Series: Ph.D (Engg.)Thesis Defence -ONLINE

Speaker: Gogulapati Sreedurga Ph.D (Engg.) student Dept. of CSA

Date/Time: Dec 22 16:30:00

Location: Microsoft teams - Online

Faculty Advisor: Prof. Y. Narahari

Abstract:
Participatory budgeting (PB) is a voting paradigm for distributing a divisible resource, usually called a budget, among a set of projects by aggregating the preferences of individuals over these projects. It is implemented quite extensively for purposes such as government allocation of funds to public projects and funding agencies selecting research proposals to support. This dissertation aims to define welfare related and fairness related objectives for different PB models and proposes novel PB mechanisms that optimize these objectives. The thesis is divided into two main parts, focusing on dichotomous and ordinal preferences, respectively. Further, each part considers two cases: (i) the cost of each project is restricted to a single value and partial funding is disallowed and (ii) the cost of each project is flexible and can assume multiple values.
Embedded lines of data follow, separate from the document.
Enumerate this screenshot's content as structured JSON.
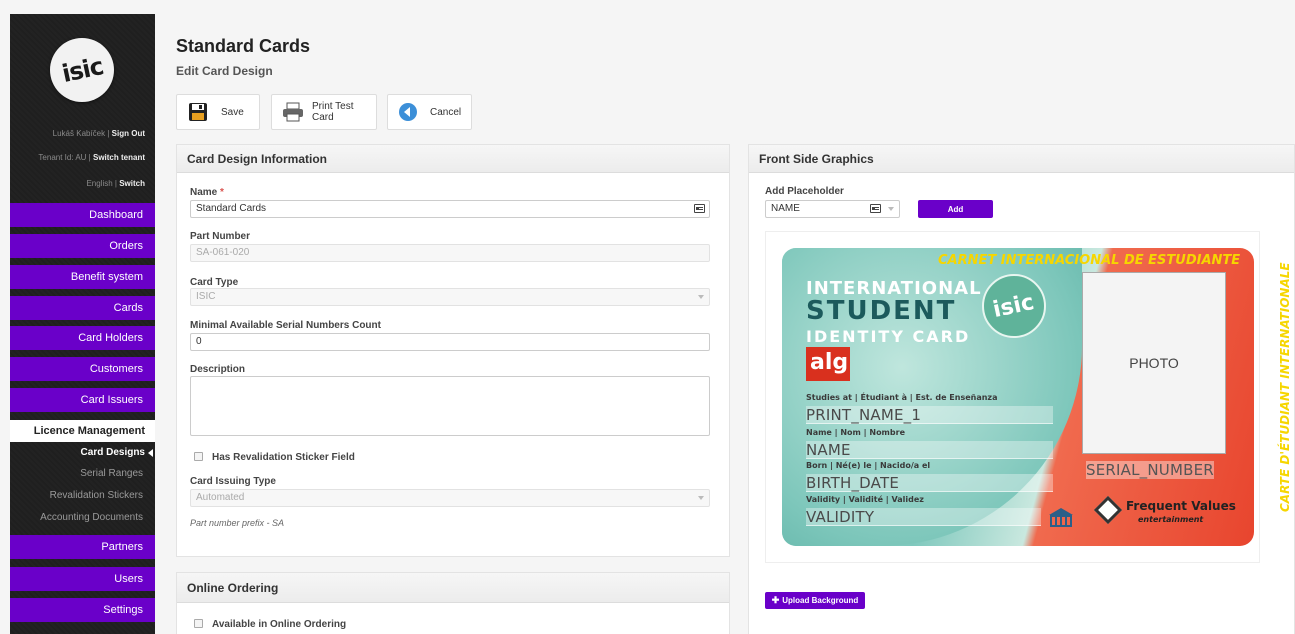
{
  "sidebar": {
    "logo_text": "isic",
    "user": {
      "name": "Lukáš Kabíček",
      "sep": " | ",
      "action": "Sign Out"
    },
    "tenant": {
      "text": "Tenant Id: AU",
      "sep": " | ",
      "action": "Switch tenant"
    },
    "language": {
      "text": "English",
      "sep": " | ",
      "action": "Switch"
    },
    "nav": [
      "Dashboard",
      "Orders",
      "Benefit system",
      "Cards",
      "Card Holders",
      "Customers",
      "Card Issuers"
    ],
    "active_section": "Licence Management",
    "sub_items": [
      "Card Designs",
      "Serial Ranges",
      "Revalidation Stickers",
      "Accounting Documents"
    ],
    "nav_bottom": [
      "Partners",
      "Users",
      "Settings"
    ],
    "accent": "#6a00c9"
  },
  "header": {
    "title": "Standard Cards",
    "subtitle": "Edit Card Design",
    "buttons": {
      "save": "Save",
      "print": "Print Test Card",
      "cancel": "Cancel"
    }
  },
  "info_panel": {
    "title": "Card Design Information",
    "name_label": "Name",
    "name_required": "*",
    "name_value": "Standard Cards",
    "part_number_label": "Part Number",
    "part_number_value": "SA-061-020",
    "card_type_label": "Card Type",
    "card_type_value": "ISIC",
    "min_serial_label": "Minimal Available Serial Numbers Count",
    "min_serial_value": "0",
    "description_label": "Description",
    "description_value": "",
    "revalidation_label": "Has Revalidation Sticker Field",
    "issuing_type_label": "Card Issuing Type",
    "issuing_type_value": "Automated",
    "prefix_note": "Part number prefix - SA"
  },
  "online_panel": {
    "title": "Online Ordering",
    "available_label": "Available in Online Ordering"
  },
  "front_panel": {
    "title": "Front Side Graphics",
    "placeholder_label": "Add Placeholder",
    "placeholder_value": "NAME",
    "add_button": "Add",
    "upload_button": "Upload Background"
  },
  "card": {
    "banner_top": "CARNET INTERNACIONAL DE ESTUDIANTE",
    "banner_side": "CARTE D'ÉTUDIANT INTERNATIONALE",
    "line1": "INTERNATIONAL",
    "line2": "STUDENT",
    "line3": "IDENTITY CARD",
    "logo": "isic",
    "issuer_logo": "alg",
    "studies_label": "Studies at | Étudiant à | Est. de Enseñanza",
    "print_name": "PRINT_NAME_1",
    "name_label": "Name | Nom | Nombre",
    "name_value": "NAME",
    "born_label": "Born | Né(e) le | Nacido/a el",
    "birth_value": "BIRTH_DATE",
    "validity_label": "Validity | Validité | Validez",
    "validity_value": "VALIDITY",
    "photo": "PHOTO",
    "serial": "SERIAL_NUMBER",
    "partner": "Frequent Values",
    "partner_sub": "entertainment"
  }
}
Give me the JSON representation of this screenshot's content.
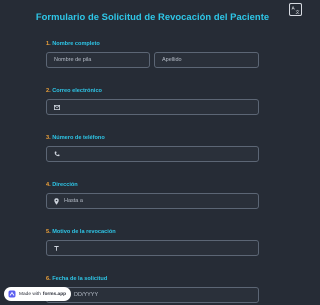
{
  "form": {
    "title": "Formulario de Solicitud de Revocación del Paciente"
  },
  "questions": [
    {
      "num": "1.",
      "label": "Nombre completo"
    },
    {
      "num": "2.",
      "label": "Correo electrónico"
    },
    {
      "num": "3.",
      "label": "Número de teléfono"
    },
    {
      "num": "4.",
      "label": "Dirección"
    },
    {
      "num": "5.",
      "label": "Motivo de la revocación"
    },
    {
      "num": "6.",
      "label": "Fecha de la solicitud"
    }
  ],
  "fields": {
    "first_name_placeholder": "Nombre de pila",
    "last_name_placeholder": "Apellido",
    "email_placeholder": "",
    "phone_placeholder": "",
    "address_placeholder": "Hasta a",
    "reason_placeholder": "",
    "date_placeholder": "DD/YYYY"
  },
  "badge": {
    "prefix": "Made with",
    "brand": "forms.app"
  },
  "colors": {
    "background": "#262c36",
    "accent": "#2ec7e8",
    "number": "#f0a33a",
    "field_border": "#5c6675"
  }
}
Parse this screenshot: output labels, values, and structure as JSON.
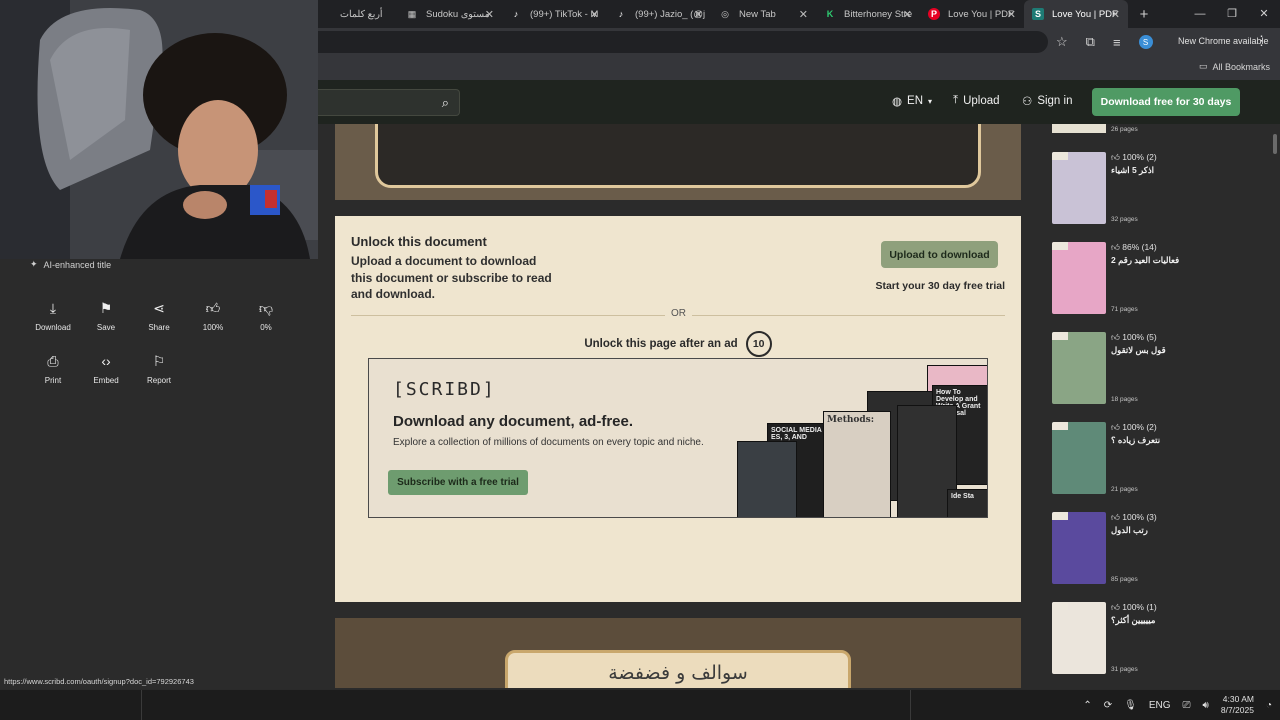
{
  "browser": {
    "tabs": [
      {
        "title": "أربع كلمات",
        "icon": "",
        "color": "#202124"
      },
      {
        "title": "Sudoku مستوى",
        "icon": "▦",
        "color": "#c8c8c8"
      },
      {
        "title": "(99+) TikTok - M",
        "icon": "♪",
        "color": "#ffffff"
      },
      {
        "title": "(99+) Jazio_ (@j",
        "icon": "♪",
        "color": "#ffffff"
      },
      {
        "title": "New Tab",
        "icon": "◎",
        "color": "#c8c8c8"
      },
      {
        "title": "Bitterhoney Stre",
        "icon": "K",
        "color": "#2ecc71"
      },
      {
        "title": "Love You | PDF",
        "icon": "P",
        "color": "#e60023"
      },
      {
        "title": "Love You | PDF",
        "icon": "S",
        "color": "#1e7b75"
      }
    ],
    "new_chrome_label": "New Chrome available",
    "profile_initial": "S",
    "all_bookmarks_label": "All Bookmarks"
  },
  "header": {
    "language": "EN",
    "upload_label": "Upload",
    "signin_label": "Sign in",
    "download_free_label": "Download free for 30 days"
  },
  "left_panel": {
    "ai_title": "AI-enhanced title",
    "actions": [
      {
        "label": "Download",
        "icon": "download-icon"
      },
      {
        "label": "Save",
        "icon": "bookmark-icon"
      },
      {
        "label": "Share",
        "icon": "share-icon"
      },
      {
        "label": "100%",
        "icon": "thumbs-up-icon"
      },
      {
        "label": "0%",
        "icon": "thumbs-down-icon"
      },
      {
        "label": "Print",
        "icon": "print-icon"
      },
      {
        "label": "Embed",
        "icon": "embed-icon"
      },
      {
        "label": "Report",
        "icon": "flag-icon"
      }
    ]
  },
  "unlock": {
    "title": "Unlock this document",
    "description": "Upload a document to download this document or subscribe to read and download.",
    "upload_button": "Upload to download",
    "trial_text": "Start your 30 day free trial",
    "or": "OR",
    "ad_text": "Unlock this page after an ad",
    "countdown": "10"
  },
  "ad": {
    "logo": "[SCRIBD]",
    "headline": "Download any document, ad-free.",
    "sub": "Explore a collection of millions of documents on every topic and niche.",
    "button": "Subscribe with a free trial",
    "book_titles": [
      "How To Develop and Write A Grant Proposal",
      "SOCIAL MEDIA ES, 3, AND",
      "Methods:",
      "Ide Sta"
    ]
  },
  "next_page_title": "سوالف و فضفضة",
  "sidebar": {
    "top_pages": "26 pages",
    "items": [
      {
        "stat": "100% (2)",
        "name": "اذكر 5 اشياء",
        "pages": "32 pages",
        "thumb": "#c9c2d6"
      },
      {
        "stat": "86% (14)",
        "name": "فعاليات العيد رقم 2",
        "pages": "71 pages",
        "thumb": "#e7a6c6"
      },
      {
        "stat": "100% (5)",
        "name": "قول بس لاتقول",
        "pages": "18 pages",
        "thumb": "#8aa585"
      },
      {
        "stat": "100% (2)",
        "name": "نتعرف زياده ؟",
        "pages": "21 pages",
        "thumb": "#5f8a78"
      },
      {
        "stat": "100% (3)",
        "name": "رتب الدول",
        "pages": "85 pages",
        "thumb": "#5a4a9e"
      },
      {
        "stat": "100% (1)",
        "name": "مييييين أكثر؟",
        "pages": "31 pages",
        "thumb": "#ebe5dc"
      }
    ]
  },
  "status_url": "https://www.scribd.com/oauth/signup?doc_id=792926743",
  "taskbar": {
    "lang": "ENG",
    "time": "4:30 AM",
    "date": "8/7/2025"
  }
}
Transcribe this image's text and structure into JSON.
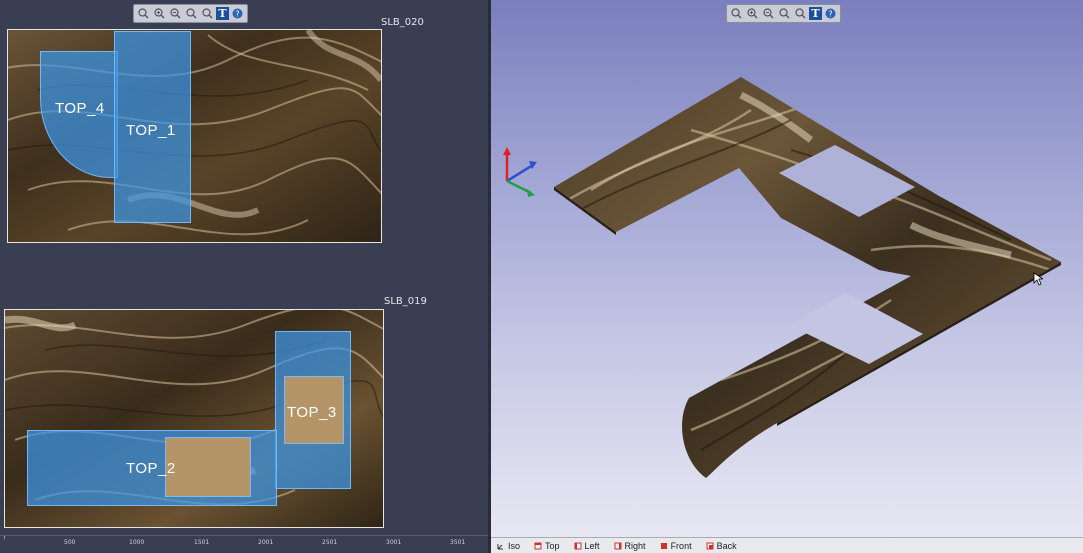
{
  "left_toolbar": {
    "buttons": [
      "zoom-window-icon",
      "zoom-in-icon",
      "zoom-out-icon",
      "zoom-fit-icon",
      "zoom-prev-icon"
    ],
    "text_tool_label": "T",
    "help_icon": "help-icon"
  },
  "right_toolbar": {
    "buttons": [
      "zoom-window-icon",
      "zoom-in-icon",
      "zoom-out-icon",
      "zoom-fit-icon",
      "zoom-prev-icon"
    ],
    "text_tool_label": "T",
    "help_icon": "help-icon"
  },
  "slabs": {
    "top": {
      "label": "SLB_020",
      "pieces": [
        {
          "label": "TOP_4"
        },
        {
          "label": "TOP_1"
        }
      ]
    },
    "bottom": {
      "label": "SLB_019",
      "pieces": [
        {
          "label": "TOP_2"
        },
        {
          "label": "TOP_3"
        }
      ]
    }
  },
  "ruler": {
    "ticks": [
      "500",
      "1000",
      "1501",
      "2001",
      "2501",
      "3001",
      "3501"
    ]
  },
  "view_bar": {
    "buttons": [
      {
        "label": "Iso",
        "icon": "iso-view-icon"
      },
      {
        "label": "Top",
        "icon": "top-view-icon"
      },
      {
        "label": "Left",
        "icon": "left-view-icon"
      },
      {
        "label": "Right",
        "icon": "right-view-icon"
      },
      {
        "label": "Front",
        "icon": "front-view-icon"
      },
      {
        "label": "Back",
        "icon": "back-view-icon"
      }
    ]
  },
  "colors": {
    "piece_fill": "#3c96e6",
    "stone_dark": "#3a2d1c",
    "stone_light": "#d8c39a",
    "panel_bg": "#3a3e52",
    "viewport_top": "#7a7fbd",
    "viewport_bottom": "#eaeaf4"
  }
}
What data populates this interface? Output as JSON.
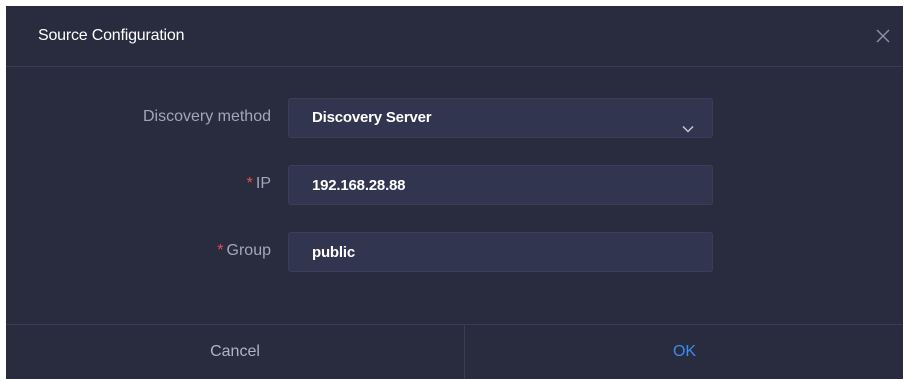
{
  "dialog": {
    "title": "Source Configuration",
    "close_icon": "close-icon"
  },
  "form": {
    "discovery_method": {
      "label": "Discovery method",
      "value": "Discovery Server",
      "icon": "chevron-down-icon"
    },
    "ip": {
      "required_mark": "*",
      "label": "IP",
      "value": "192.168.28.88"
    },
    "group": {
      "required_mark": "*",
      "label": "Group",
      "value": "public"
    }
  },
  "footer": {
    "cancel_label": "Cancel",
    "ok_label": "OK"
  },
  "colors": {
    "background": "#292b3f",
    "field_background": "#323550",
    "label": "#a3a6b8",
    "required": "#e2524e",
    "primary": "#3d8cf0"
  }
}
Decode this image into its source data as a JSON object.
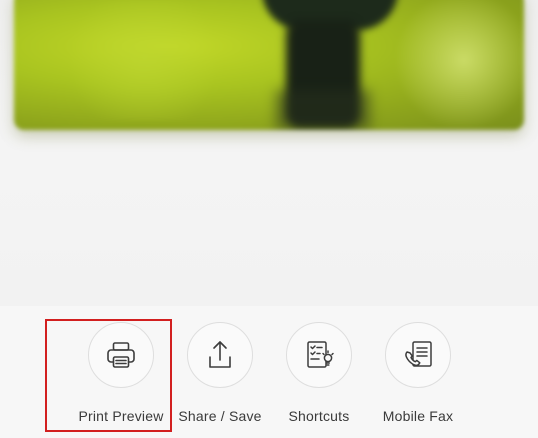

Part 1: Participatory Budgeting under Dichotomous Preferences

Welfare Maximization and Fairness under Restricted Costs

Egalitarianism holds significance in PB, serving as both a welfare and fairness objective. Our work introduces and studies a natural egalitarian rule, Maxmin Participatory Budgeting (MPB). The study consists of two parts: computational analysis and axiomatic analysis. In the computational part, we prove that MPB is weakly NP-hard and propose FPT algorithms and an approximation algorithm. We also establish an upper bound on the achievable approximation ratio for exhaustive strategy-proof PB algorithms. In the axiomatic part, we investigate MPB by generalizing existing axioms and introducing a new fairness axiom called maximal coverage, which MPB satisfies.

Welfare Maximization under Flexible Costs

In this work, we present a model where projects have a discrete set of permissible costs, reflecting different levels of project sophistication. Voters express their preferences by specifying upper and lower cost bounds for each project. The outcome of a PB rule involves selecting a subset of projects and determining their costs. We explore different utility concepts and welfare-maximizing rules. We demonstrate that positive findings from single-cost projects can be extended to our framework with multiple permissible costs and we further analyze the fixed parameter tractability of the problems. We also propose axioms rich on intuition and evaluate their compatibility with PB rules.


Part 2: Participatory Budgeting under Ordinal Preferences

Welfare Maximization and Fairness under Restricted Costs

This work focuses on incomplete weakly ordinal preferences and has two logical components. In the first component, we introduce dichotomous translation rules and the PB-CC rule which respectively expand on existing welfare-maximizing rules for dichotomous and strictly ordinal preferences. We show that our expansions largely maintain and even enhance the computational and axiomatic properties of these rules. We also propose a new relevant axiom, pro-affordability. The second component introduces the novel class of average rank-share guarantee rules to address fairness in participatory budgeting with ordinal preferences, overcoming limitations of existing fairness concepts in the literature.

Fairness under Flexible Costs

This work assumes that project costs have no restrictions, thereby making the model equivalent to random social choice. We investigate fairness in social choice under single-peaked preferences. Existing literature has extensively examined the construction and characterization of social choice rules in the single-peaked domain. We extend these findings by incorporating fairness considerations. To address group-fairness, we partition voters into logical groups based on attributes like gender or location. We introduce group-wise anonymity to capture fairness within each group and propose weak and strong notions of fairness to ensure fairness across groups. We characterize deterministic and random social choice rules that achieve group-fairness. We also explore the case without groups and provide more precise characterizations of rules achieving individual-fairness.